In Sign of Closer Sino-Philippine Ties, US Naval Exercises Skip a Disputed Sea

Annual exercises held by the Philippine and U.S. navies are skipping the South China Sea this year as the Southeast Asian nation’s leader takes another step toward a stronger political and economic relationship with China, the sea’s most ambitious claimant.

The “Balikatan” military exercises May 8-19 include a disaster drill off Aurora province on the Pacific Ocean side of the main Philippine island, Luzon. They have kept clear of disputed tracts in the South China Sea.
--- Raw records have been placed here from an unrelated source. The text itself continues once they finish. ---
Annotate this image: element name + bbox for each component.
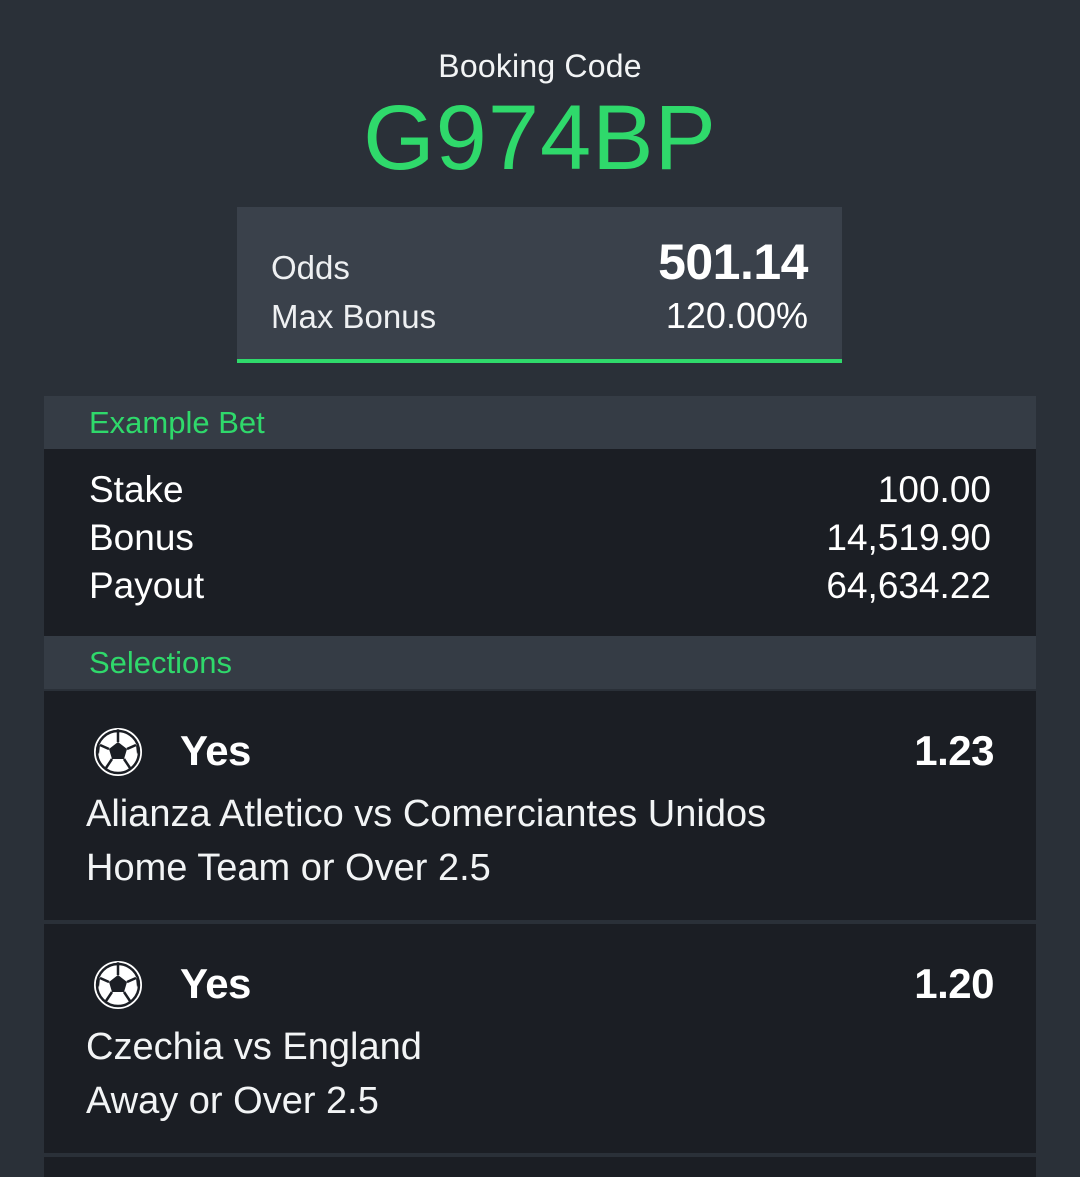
odds-label: Odds <box>271 249 350 286</box>
selection-pick: Yes <box>180 960 251 1007</box>
soccer-ball-icon <box>92 959 144 1011</box>
selection-odds: 1.23 <box>914 727 994 774</box>
booking-code: G974BP <box>363 87 717 189</box>
example-bet-section: Example Bet Stake 100.00 Bonus 14,519.90… <box>44 396 1036 689</box>
selection-odds: 1.20 <box>914 960 994 1007</box>
selection-item[interactable]: Yes 1.20 Czechia vs England Away or Over… <box>44 924 1036 1153</box>
selection-item[interactable]: Yes 1.23 Alianza Atletico vs Comerciante… <box>44 691 1036 920</box>
selection-market: Away or Over 2.5 <box>86 1080 379 1122</box>
stake-row: Stake 100.00 <box>89 469 991 511</box>
bonus-value: 14,519.90 <box>826 517 991 558</box>
max-bonus-value: 120.00% <box>665 295 808 336</box>
selection-item-partial[interactable] <box>44 1157 1036 1177</box>
payout-label: Payout <box>89 565 205 606</box>
selections-header: Selections <box>44 636 1036 689</box>
odds-summary-box: Odds 501.14 Max Bonus 120.00% <box>237 207 842 363</box>
bonus-row: Bonus 14,519.90 <box>89 517 991 559</box>
example-bet-header: Example Bet <box>44 396 1036 449</box>
payout-value: 64,634.22 <box>826 565 991 606</box>
selection-match: Alianza Atletico vs Comerciantes Unidos <box>86 793 767 835</box>
stake-value: 100.00 <box>877 469 991 510</box>
booking-code-label: Booking Code <box>438 48 642 84</box>
max-bonus-label: Max Bonus <box>271 298 437 335</box>
odds-value: 501.14 <box>658 234 808 290</box>
selection-pick: Yes <box>180 727 251 774</box>
selection-market: Home Team or Over 2.5 <box>86 847 491 889</box>
payout-row: Payout 64,634.22 <box>89 565 991 607</box>
soccer-ball-icon <box>92 726 144 778</box>
example-bet-body: Stake 100.00 Bonus 14,519.90 Payout 64,6… <box>44 449 1036 636</box>
selections-title: Selections <box>89 645 233 680</box>
selection-match: Czechia vs England <box>86 1026 422 1068</box>
stake-label: Stake <box>89 469 184 510</box>
example-bet-title: Example Bet <box>89 405 265 440</box>
bonus-label: Bonus <box>89 517 194 558</box>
Beijing’s maritime claims overlap Manila’s in the South China Sea off the west Luzon coast.

Avoidance of the disputed sea advances Philippine President Rodrigo Duterte’s friendship with China after four years of open disagreement that had landed in a world arbitration court.

“President Duterte has never been a true geopolitical person, which means that foreign policy is about economic policy, and you can see this in the way he actually justifies or explains the approach to China,” said Herman Kraft, a political scientist at University of the Philippines Diliman.

Duterte has visited China twice, met with Chinese President Xi Jinping and agreed to hold talks – going on this month – over management of contested tracts of water. China offered $24 billion in aid and investment in October and in January committed to 30 projects worth $3.7 billion.

The exercises off the Philippine’s Pacific coast signal support for China while giving a new nod to the United States as well as pro-American elements of the public, analysts say.

Benham Rise, a 13-million-hectare undersea plateau believed to be rich in fossil fuels, was awarded to Manila in 2012 by the U.N. Commission on the Limits of the Continental Shelf. But Chinese vessels were spotted exploring it last year. China does not officially claim the plateau.

A show of force backed by the U.S. navy, part of the world’s strongest military, near Benham Rise should help calm Filipinos upset by China’s presence last year and those who simply prefer Washington to Beijing, analysts say.

“It ensures the pro-American Filipinos the Americans are not totally out of the Philippines and there’s still room for dialogue and cooperation, and so these exercises are just a calibration of Philippines-U.S. relations,” said Eduardo Araral, an associate professor at the National University of Singapore’s public policy school. “So China is happy, Philippines is happy, U.S. is happy.”

About 70 percent of Filipinos place “much trust” in the United States, according to a late 2016 poll by the Metro Manila research institution Social Weather Stations.

The United States colonized the Philippines for about 50 years through World War II and has given it military support since then.

Duterte angrily questioned American influence in the Philippines last year and ordered that its forces leave — but later backed down on most of his threats. He knew about Chinese research vessels at Benham Rise last year, but didn’t reveal that knowledge according to some Philippine media reports.

China resents U.S. involvement in the South China Sea, a 3.5 million-square-kilometer tract rich in fish, shipping lanes and possible fuel reserves.

“The naval drill serves also the purpose of signaling that Manila is intentioned to make the Philippine defense posture less unbalanced,” said Fabrizio Bozzato, an associate researcher specializing in international affairs at Tamkang University in Taiwan.

“So far the Philippine defense strategy, attention and resources have been focused on the western corridor of the Philippines, so President Duterte intends to show the domestic and international audience that he’s determined to improve the security infrastructure in the eastern part of the country,” Bozzato said.

In 2014, former Philippine president Benigno Aquino signed an enhanced defense agreement with Washington. Joint naval exercises since that year had targeted possible scenarios aimed at resisting China in the disputed sea.

The world arbitration court said in July China lacks a legal basis to most of its claim, which covers about 95 percent of the whole sea extending south from Hong Kong to Malaysian Borneo. China has irritated the Philippines and three other Southeast Asian claimants to the same sea with a push since 2010 to landfill tiny islets for military use.

Philippine and U.S. officials agreed in November to the scope of this year’s joint exercises, which the U.S. Embassy in Manila says include “maritime interdiction and amphibious raids” as well as humanitarian aid and anti-terrorism work. The United States sent a navy logistics vessel, amphibious vehicles and more than 25 military aircraft, the embassy says.

The embassy did not comment on reasons for this year’s choice of the Philippine Pacific Coast as a location for the exercises.